Würden Reaktionen für die chemische Industrie ohne Lösungsmittel stattfinden, könnte man eine enorme Menge an umweltschädlichen oder gar giftigen Abfällen sparen. Prof. Dr. Lars Borchardt hat gezeigt, wie das geht: Er realisiert mit seinem Team mechanisch getriebene Reaktionen in katalytisch beschichteten Kugelmühlen. Um diese sogenannte direkte Mechanokatalyse marktfähig zu machen, muss sie in großem Maßstab und kontinuierlich funktionieren. Für seine Arbeiten daran erhält der Chemiker der Ruhr-Universität Bochum einen Proof of Concept Grant des Europäischen Forschungsrats ERC. Das Projekt namens „MechanoExtrusion“ wird für 18 Monate mit 150.000 Euro gefördert.

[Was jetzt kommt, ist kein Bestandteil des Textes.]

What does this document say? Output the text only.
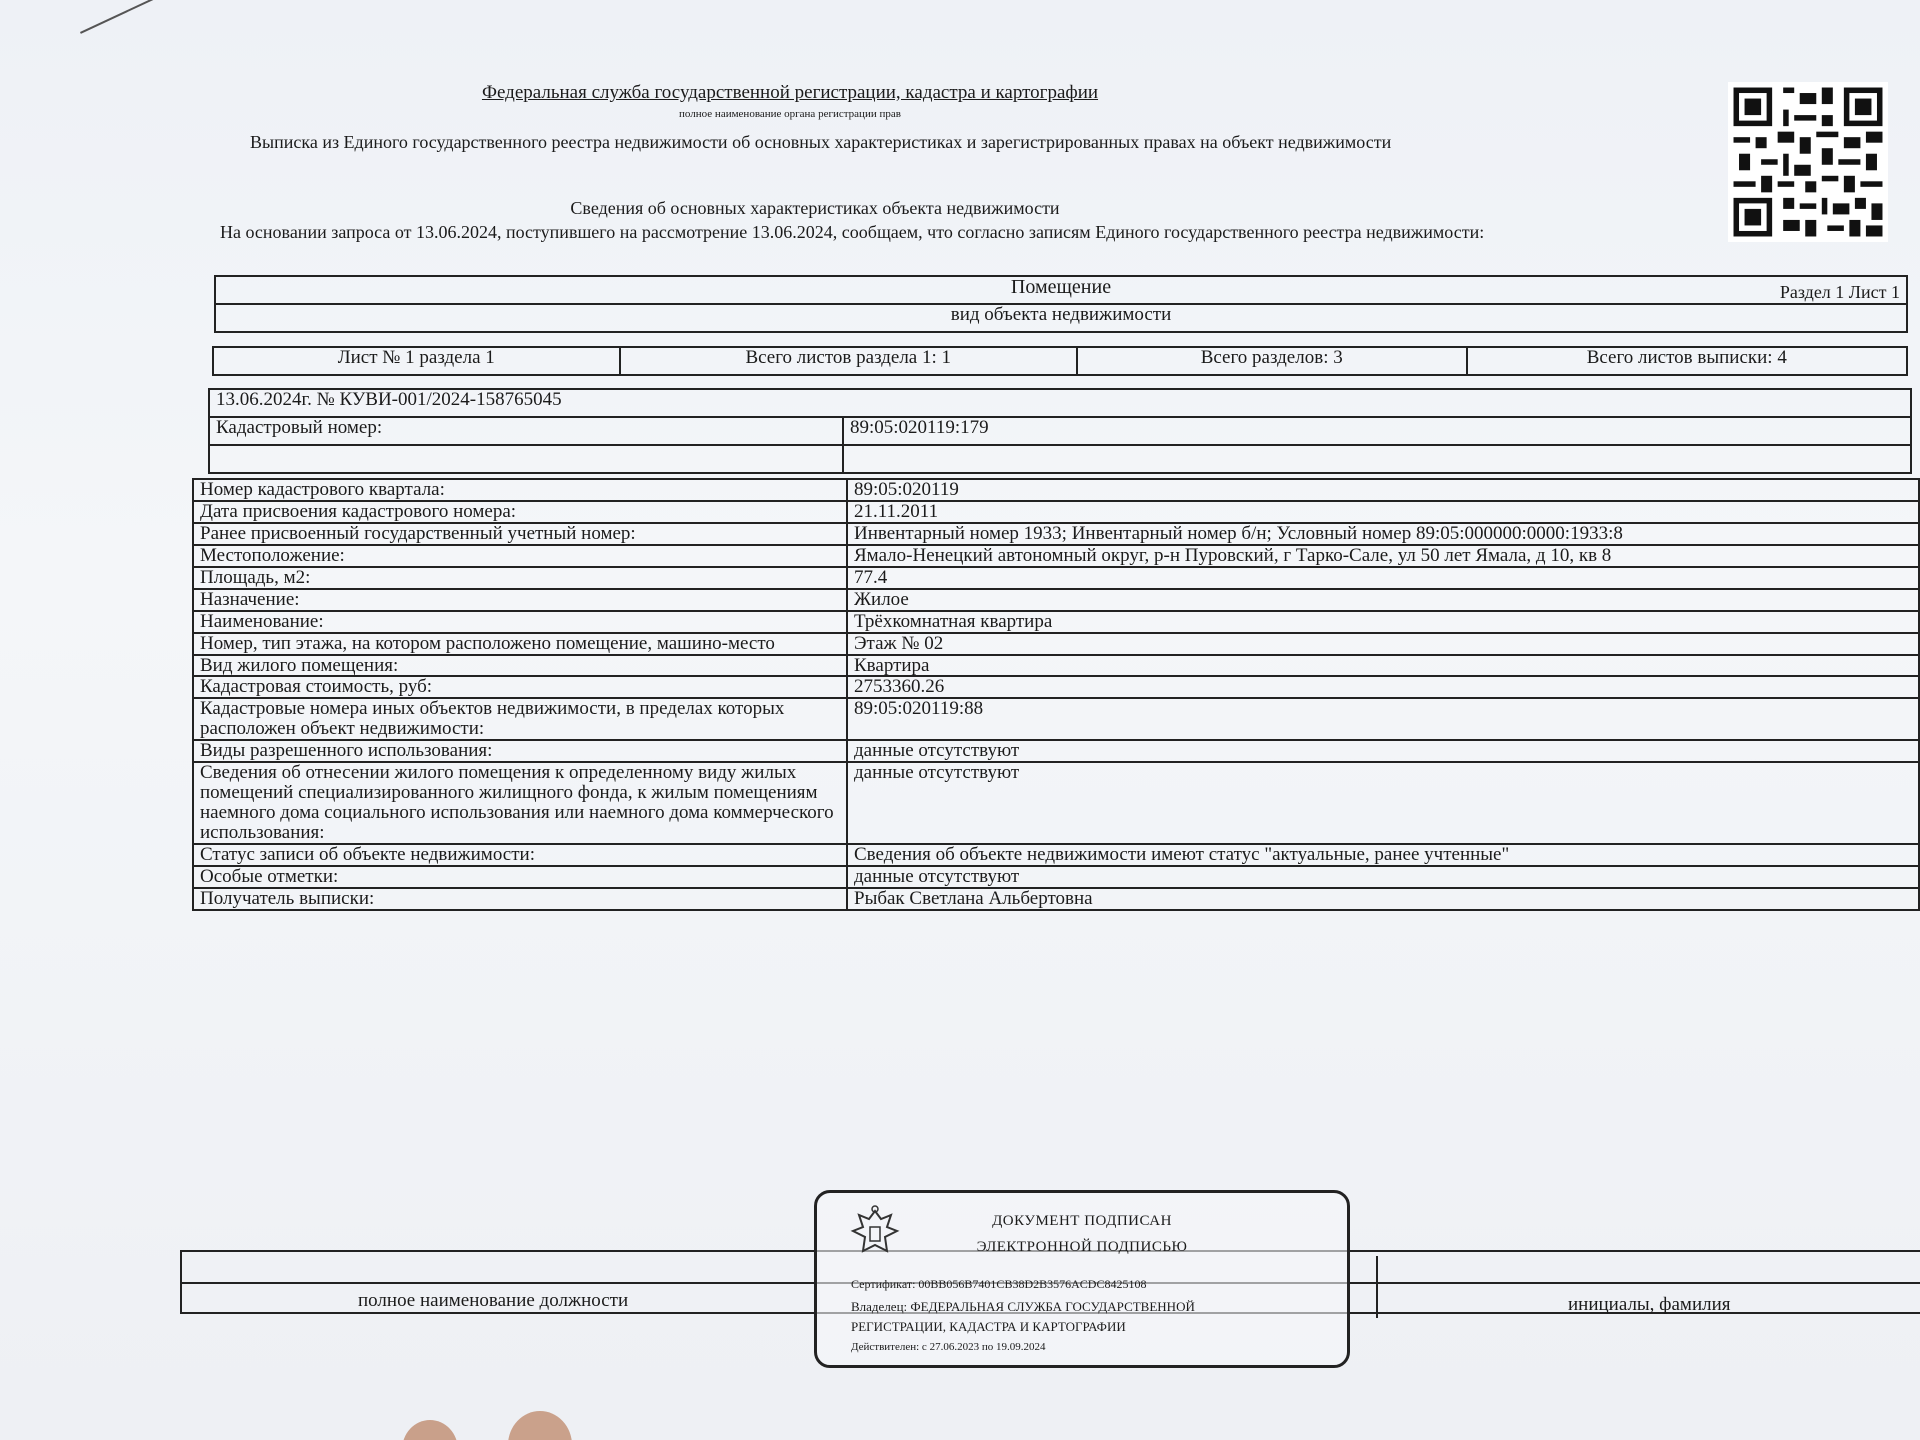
Федеральная служба государственной регистрации, кадастра и картографии
полное наименование органа регистрации прав
Выписка из Единого государственного реестра недвижимости об основных характеристиках и зарегистрированных правах на объект недвижимости
Сведения об основных характеристиках объекта недвижимости
На основании запроса от 13.06.2024, поступившего на рассмотрение 13.06.2024, сообщаем, что согласно записям Единого государственного реестра недвижимости:
Раздел 1 Лист 1
Помещение
вид объекта недвижимости
Лист № 1 раздела 1	Всего листов раздела 1: 1	Всего разделов: 3	Всего листов выписки: 4
13.06.2024г. № КУВИ-001/2024-158765045	
Кадастровый номер:	89:05:020119:179

Номер кадастрового квартала:	89:05:020119
Дата присвоения кадастрового номера:	21.11.2011
Ранее присвоенный государственный учетный номер:	Инвентарный номер 1933; Инвентарный номер б/н; Условный номер 89:05:000000:0000:1933:8
Местоположение:	Ямало-Ненецкий автономный округ, р-н Пуровский, г Тарко-Сале, ул 50 лет Ямала, д 10, кв 8
Площадь, м2:	77.4
Назначение:	Жилое
Наименование:	Трёхкомнатная квартира
Номер, тип этажа, на котором расположено помещение, машино-место	Этаж № 02
Вид жилого помещения:	Квартира
Кадастровая стоимость, руб:	2753360.26
Кадастровые номера иных объектов недвижимости, в пределах которых расположен объект недвижимости:	89:05:020119:88
Виды разрешенного использования:	данные отсутствуют
Сведения об отнесении жилого помещения к определенному виду жилых помещений специализированного жилищного фонда, к жилым помещениям наемного дома социального использования или наемного дома коммерческого использования:	данные отсутствуют
Статус записи об объекте недвижимости:	Сведения об объекте недвижимости имеют статус "актуальные, ранее учтенные"
Особые отметки:	данные отсутствуют
Получатель выписки:	Рыбак Светлана Альбертовна
полное наименование должности	инициалы, фамилия
ДОКУМЕНТ ПОДПИСАН
ЭЛЕКТРОННОЙ ПОДПИСЬЮ
Сертификат: 00BB056B7401CB38D2B3576ACDC8425108
Владелец: ФЕДЕРАЛЬНАЯ СЛУЖБА ГОСУДАРСТВЕННОЙ
РЕГИСТРАЦИИ, КАДАСТРА И КАРТОГРАФИИ
Действителен: с 27.06.2023 по 19.09.2024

Kein Tropfen Lösungsmittel
Die Chemie produziert unglaubliche Mengen an Abfall. Den Großteil davon machen Lösungsmittel aus, viele davon umweltschädlich oder gar giftig. Die Arbeitsgruppe von Lars Borchardt entwickelt Synthesekonzepte, die nicht nur den Lösungsmitteleinsatz verringern, sondern gänzlich darauf verzichten. „Das Konzept heißt Mechanochemie und basiert darauf, dass man Reaktionen in Kugelmühlen durchführt – lösungsmittelfrei, einzig dadurch, dass Kugeln aufeinanderprallen, dabei mechanische Energie an die festen Reaktanden übergeben und diese so in Reaktion bringen“, erklärt der Forscher. „Kein Tropfen Lösungsmittel ist dazu notwendig, das ganze also grün und nachhaltig.“
In den vergangenen Jahren ist das Team noch einen Schritt weiter gegangen und hat Kugeln und Mahlbehälter mit katalytisch aktiven Komponenten beschichtet. Dadurch muss man keine Katalysatorpulver oder molekularen Katalysatorverbindungen mehr hinzugeben. „Diese Komponenten sind nur schwer wieder abzutrennen und wiederzuverwenden“, erläutert Borchardt. Stattdessen dienen die Mahlwerkzeuge selbst als katalytisch aktive Komponenten.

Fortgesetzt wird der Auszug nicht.